Given value saturation (equal action-relevance), one utterance scores higher than another if and only if its cost saving exceeds the informativity gap discounted by (1 − β).
This is the precise boundary between mention-some and mention-all preference in any PRIOR-PQ style model.
Score comparison lifts to S1 comparison via exp monotonicity.
Since S1(u|w) = exp(α · score(u,w)) / Z and Z is constant across utterances at a fixed world, S1(u₁|w) > S1(u₂|w) iff exp(α · score₁) > exp(α · score₂) iff score₁ > score₂.
Combined: S1 prefers u₁ over u₂ (at score level) iff cost-dominance holds.
This chains exp monotonicity with the cost-dominance characterization:
the S1 comparison, given value saturation, reduces to the single
inequality w_c · ΔC > (1 − β) · Δ(log L0).
Corollary (β = 1): At pure action-relevance, informativity drops out entirely. Any positive cost difference suffices.
This is the formal content of @cite{van-rooy-2003}'s economy argument: when the speaker cares only about the questioner's decision problem, the cheapest adequate answer always wins. The mention-some preference follows from value saturation alone — no parameter tuning needed.
Corollary (β < 1): At mixed action-relevance/informativity, the cost saving must exceed the informativity gap scaled by (1 − β).
The higher β, the smaller the effective informativity gap, and the easier it is for cost to dominate. Hawkins's CS2 fitted β = 0.96 means the informativity gap is discounted to 4% of its raw value.
Monotonicity in β: increasing action-relevance weight weakly increases the mention-some advantage (when mention-some is cheaper and mention-all is more informative).
The advantage score(ms) - score(ma) = w_c·ΔC - (1-β)·Δ(logL0) is
increasing in β (when Δ(logL0) ≥ 0).

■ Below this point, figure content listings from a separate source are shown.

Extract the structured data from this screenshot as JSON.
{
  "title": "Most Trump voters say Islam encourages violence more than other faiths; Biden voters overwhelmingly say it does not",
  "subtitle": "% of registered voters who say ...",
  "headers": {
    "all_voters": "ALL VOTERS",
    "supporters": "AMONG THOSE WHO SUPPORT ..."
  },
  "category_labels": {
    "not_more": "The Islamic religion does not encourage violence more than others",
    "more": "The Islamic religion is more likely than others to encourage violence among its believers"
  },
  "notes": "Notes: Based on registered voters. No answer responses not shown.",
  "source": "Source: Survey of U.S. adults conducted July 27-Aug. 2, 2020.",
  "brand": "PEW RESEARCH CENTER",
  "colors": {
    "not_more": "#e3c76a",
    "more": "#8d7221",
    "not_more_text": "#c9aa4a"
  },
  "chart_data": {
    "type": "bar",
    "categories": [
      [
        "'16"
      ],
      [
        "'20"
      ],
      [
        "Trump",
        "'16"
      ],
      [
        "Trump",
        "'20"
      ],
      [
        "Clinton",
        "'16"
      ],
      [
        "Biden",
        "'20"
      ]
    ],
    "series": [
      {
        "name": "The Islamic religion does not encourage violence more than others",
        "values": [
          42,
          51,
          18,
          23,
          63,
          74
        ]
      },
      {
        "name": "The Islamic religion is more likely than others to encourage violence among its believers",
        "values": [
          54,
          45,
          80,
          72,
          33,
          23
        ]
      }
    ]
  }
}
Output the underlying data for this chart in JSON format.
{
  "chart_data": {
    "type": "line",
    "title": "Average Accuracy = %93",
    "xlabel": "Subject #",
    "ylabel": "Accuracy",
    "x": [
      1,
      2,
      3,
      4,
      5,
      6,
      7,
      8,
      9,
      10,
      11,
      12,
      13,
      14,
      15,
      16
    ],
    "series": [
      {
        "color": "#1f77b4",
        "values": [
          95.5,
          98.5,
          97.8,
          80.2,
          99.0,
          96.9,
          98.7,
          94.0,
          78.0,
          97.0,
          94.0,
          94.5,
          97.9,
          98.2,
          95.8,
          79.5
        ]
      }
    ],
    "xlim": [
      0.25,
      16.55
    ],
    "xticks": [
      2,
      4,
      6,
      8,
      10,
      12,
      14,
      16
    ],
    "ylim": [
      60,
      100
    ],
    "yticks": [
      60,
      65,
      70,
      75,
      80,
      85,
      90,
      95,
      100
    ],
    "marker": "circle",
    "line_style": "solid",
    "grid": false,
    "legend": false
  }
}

So raising β always pushes
toward mention-some.
Concrete instance: the newspaper example #
The newspaper scenario from @cite{van-rooy-2003} is the β = 1 case. The questioner's DP fully determines the question interpretation, and cost selects mention-some.
In the newspaper scenario, "At Shop A" (cost 1) is strictly preferred over "At Shop A and Shop B" (cost 2) for any w_c > 0.
This is the β = 1 instantiation of priorPQ_cost_dominance:
value saturation (newspaper_value_saturation_A) cancels the
partitionValue terms, leaving the cost difference as sole discriminant.
The mention-some advantage is exactly one unit of cost: the savings from mentioning one fewer shop.